Yuna menerima kartu kamar 1102 lalu membantu Bian yang kesulitan melepas dasinya. Yuna menebak mungkin Bian merasa gerah. Namun, tiba-tiba saja Bian merangkul pinggang dan menahan tengkuk Yuna.
Yuna tersentak kaget kemudian membelalak saat bibirnya dilumat tanpa permisi. Bian mencuri ciuman pertamanya. Tubuh Yuna awalnya sekaku kayu jati. Namun, lambat laun ia terbuai dan mulai membalas ciuman Bian.

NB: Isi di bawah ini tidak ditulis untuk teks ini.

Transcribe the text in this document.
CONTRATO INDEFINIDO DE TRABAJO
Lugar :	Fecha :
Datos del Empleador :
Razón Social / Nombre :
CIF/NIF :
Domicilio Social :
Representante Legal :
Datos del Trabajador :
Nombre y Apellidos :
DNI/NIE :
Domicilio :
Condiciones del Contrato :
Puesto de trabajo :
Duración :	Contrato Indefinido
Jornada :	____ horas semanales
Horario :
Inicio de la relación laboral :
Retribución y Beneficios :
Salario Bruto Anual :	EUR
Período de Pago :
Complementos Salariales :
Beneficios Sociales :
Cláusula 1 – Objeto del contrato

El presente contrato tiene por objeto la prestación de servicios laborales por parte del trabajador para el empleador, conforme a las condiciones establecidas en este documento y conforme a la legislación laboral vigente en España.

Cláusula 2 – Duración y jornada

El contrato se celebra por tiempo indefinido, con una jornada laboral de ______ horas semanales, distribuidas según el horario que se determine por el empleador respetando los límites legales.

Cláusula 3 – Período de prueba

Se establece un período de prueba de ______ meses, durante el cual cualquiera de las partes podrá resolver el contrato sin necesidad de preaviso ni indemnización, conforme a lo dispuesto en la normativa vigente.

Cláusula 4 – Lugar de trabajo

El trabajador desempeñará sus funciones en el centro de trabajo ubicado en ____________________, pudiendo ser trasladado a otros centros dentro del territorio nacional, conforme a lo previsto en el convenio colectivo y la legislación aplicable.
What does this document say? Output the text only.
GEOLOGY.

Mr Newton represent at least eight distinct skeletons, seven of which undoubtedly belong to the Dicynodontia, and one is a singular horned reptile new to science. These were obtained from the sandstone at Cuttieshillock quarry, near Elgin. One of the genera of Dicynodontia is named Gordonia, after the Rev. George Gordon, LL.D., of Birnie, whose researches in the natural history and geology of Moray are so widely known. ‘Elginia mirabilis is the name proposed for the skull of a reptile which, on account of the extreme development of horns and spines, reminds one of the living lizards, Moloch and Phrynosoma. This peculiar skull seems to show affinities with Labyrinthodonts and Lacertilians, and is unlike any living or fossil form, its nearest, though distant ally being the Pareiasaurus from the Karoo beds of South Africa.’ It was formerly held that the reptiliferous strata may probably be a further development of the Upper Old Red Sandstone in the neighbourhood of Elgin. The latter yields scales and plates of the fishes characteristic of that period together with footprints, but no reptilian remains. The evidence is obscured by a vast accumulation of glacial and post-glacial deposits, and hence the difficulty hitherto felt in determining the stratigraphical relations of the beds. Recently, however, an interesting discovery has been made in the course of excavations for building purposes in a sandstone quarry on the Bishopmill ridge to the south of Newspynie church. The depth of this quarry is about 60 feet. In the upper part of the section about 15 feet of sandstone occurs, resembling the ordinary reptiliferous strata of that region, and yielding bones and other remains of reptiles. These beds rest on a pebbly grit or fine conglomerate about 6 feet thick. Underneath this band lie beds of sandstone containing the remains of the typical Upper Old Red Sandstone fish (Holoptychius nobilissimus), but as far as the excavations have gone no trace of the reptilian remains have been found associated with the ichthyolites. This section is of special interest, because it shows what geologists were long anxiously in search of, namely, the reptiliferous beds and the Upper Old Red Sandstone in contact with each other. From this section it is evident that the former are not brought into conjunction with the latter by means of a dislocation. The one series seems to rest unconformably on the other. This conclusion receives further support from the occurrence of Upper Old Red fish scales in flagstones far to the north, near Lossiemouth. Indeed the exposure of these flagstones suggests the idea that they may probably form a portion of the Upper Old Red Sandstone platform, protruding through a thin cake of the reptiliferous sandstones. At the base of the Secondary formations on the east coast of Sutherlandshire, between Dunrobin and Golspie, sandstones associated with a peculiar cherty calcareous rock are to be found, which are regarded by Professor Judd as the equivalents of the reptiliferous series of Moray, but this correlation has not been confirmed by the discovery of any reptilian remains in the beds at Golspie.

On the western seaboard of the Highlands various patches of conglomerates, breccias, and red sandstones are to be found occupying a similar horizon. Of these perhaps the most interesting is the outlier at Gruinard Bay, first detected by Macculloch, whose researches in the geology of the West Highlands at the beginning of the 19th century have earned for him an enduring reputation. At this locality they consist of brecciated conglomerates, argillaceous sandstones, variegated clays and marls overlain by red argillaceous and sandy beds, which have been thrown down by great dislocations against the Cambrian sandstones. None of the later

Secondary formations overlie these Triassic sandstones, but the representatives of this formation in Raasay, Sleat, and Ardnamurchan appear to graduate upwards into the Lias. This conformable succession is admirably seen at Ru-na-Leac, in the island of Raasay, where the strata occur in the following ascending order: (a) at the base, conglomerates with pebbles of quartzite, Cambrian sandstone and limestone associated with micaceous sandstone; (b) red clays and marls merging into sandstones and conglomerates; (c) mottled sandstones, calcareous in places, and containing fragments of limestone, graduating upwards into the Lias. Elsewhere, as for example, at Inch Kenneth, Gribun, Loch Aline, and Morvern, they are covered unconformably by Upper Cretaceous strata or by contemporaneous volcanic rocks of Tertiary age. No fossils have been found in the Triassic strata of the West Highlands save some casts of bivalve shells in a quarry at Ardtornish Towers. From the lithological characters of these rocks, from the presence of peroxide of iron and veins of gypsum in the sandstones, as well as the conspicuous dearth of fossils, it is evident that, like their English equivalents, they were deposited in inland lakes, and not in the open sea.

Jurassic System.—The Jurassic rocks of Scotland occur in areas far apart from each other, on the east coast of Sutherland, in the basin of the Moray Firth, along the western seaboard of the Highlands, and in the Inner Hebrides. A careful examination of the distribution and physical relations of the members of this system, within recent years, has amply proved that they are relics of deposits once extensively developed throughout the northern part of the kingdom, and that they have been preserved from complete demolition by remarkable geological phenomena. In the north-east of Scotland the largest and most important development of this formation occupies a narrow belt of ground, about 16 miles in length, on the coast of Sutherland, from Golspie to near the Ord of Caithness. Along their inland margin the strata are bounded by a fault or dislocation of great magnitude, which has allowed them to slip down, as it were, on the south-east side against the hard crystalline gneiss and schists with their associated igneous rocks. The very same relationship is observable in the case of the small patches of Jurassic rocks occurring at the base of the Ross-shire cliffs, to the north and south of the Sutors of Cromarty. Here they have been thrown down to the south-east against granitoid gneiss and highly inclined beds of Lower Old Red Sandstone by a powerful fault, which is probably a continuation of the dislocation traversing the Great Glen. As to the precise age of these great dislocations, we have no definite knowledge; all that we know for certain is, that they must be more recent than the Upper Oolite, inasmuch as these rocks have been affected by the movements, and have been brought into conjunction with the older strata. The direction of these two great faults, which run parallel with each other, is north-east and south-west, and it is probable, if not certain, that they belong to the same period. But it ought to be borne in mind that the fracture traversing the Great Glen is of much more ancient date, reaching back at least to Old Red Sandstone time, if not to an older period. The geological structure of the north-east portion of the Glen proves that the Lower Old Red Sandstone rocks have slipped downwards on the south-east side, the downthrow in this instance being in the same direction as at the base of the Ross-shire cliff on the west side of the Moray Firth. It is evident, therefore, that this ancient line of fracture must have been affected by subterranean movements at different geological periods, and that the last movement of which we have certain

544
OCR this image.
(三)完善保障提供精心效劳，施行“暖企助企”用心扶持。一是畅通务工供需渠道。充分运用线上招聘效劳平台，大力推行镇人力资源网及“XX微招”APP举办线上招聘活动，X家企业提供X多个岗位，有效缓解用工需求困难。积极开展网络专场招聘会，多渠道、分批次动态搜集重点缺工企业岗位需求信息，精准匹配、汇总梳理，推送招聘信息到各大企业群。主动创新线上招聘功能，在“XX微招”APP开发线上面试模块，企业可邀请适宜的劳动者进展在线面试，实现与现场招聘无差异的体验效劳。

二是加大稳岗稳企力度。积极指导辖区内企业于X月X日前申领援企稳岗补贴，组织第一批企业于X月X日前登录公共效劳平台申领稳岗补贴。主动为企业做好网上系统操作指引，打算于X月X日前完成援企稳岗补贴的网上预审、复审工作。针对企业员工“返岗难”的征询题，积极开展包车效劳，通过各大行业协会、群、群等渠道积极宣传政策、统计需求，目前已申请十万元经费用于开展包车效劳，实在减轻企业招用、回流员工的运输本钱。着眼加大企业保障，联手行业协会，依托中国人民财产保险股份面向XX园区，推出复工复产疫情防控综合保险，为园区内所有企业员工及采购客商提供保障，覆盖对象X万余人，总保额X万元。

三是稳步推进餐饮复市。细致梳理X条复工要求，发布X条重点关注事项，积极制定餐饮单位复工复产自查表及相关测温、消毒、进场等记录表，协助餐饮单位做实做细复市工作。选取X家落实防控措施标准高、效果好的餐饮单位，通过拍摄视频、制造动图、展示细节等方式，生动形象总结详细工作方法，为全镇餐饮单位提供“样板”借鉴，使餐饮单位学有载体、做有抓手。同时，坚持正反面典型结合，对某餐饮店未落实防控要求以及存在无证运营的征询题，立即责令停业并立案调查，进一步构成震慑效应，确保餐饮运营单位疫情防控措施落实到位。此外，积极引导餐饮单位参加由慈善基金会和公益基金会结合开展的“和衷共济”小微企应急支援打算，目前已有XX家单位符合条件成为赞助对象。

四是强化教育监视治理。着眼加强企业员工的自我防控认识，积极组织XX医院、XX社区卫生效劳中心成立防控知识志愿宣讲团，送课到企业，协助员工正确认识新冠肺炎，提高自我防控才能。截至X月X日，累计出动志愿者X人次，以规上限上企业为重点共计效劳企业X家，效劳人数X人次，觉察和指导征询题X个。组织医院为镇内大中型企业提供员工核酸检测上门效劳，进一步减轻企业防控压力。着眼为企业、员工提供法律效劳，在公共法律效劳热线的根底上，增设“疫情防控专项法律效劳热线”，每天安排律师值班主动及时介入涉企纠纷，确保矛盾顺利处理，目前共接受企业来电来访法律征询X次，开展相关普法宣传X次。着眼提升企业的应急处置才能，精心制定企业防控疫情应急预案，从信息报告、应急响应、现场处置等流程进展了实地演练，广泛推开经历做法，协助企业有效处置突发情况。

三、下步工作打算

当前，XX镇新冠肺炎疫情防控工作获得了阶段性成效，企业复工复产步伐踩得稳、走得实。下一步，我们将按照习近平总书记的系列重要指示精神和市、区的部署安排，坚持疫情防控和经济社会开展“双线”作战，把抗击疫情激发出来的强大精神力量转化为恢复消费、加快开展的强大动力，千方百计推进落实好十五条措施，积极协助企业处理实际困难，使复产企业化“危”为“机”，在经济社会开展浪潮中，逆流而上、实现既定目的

Ketika Yuna merasakan sengatan kecil di lehernya, ia bisa mendengar suara lirih Bian memujinya cantik. Rasanya Yuna semakin melambung dan tanpa canggung memeluk tubuh tinggi tegap itu. Aroma alkohol yang menyengat terkalahkan dengan bisikan mesra.
Flashback off
“Apa nanti anak kembar kami juga akan seperti Kak Bian dan kembarannya? Pasti akan sangat menyenangkan jika punya sepasang cowok cewek. Nggak apa-apa deh, kalau nggak mirip sama aku. Lebih baik mereka mewarisi semua hal baik dari Kak Bian biar jadi bibit unggul. Calon suamiku tampan, pinter, tinggi sama baik hati. Dia nyaris sempurna,” batin Yuna rasanya tidak sabar untuk tiba di lantai teratas.
Yuna mencoba menghubungi Bian. Akan tetapi, panggilan telpon darinya justru ditolak. Yuna masih berusaha berpikir positif, mungkin Bian sedang rapat. Tadinya Yuna ingin mengirim pesan seperti biasanya. Namun, kali ini ia urungkan.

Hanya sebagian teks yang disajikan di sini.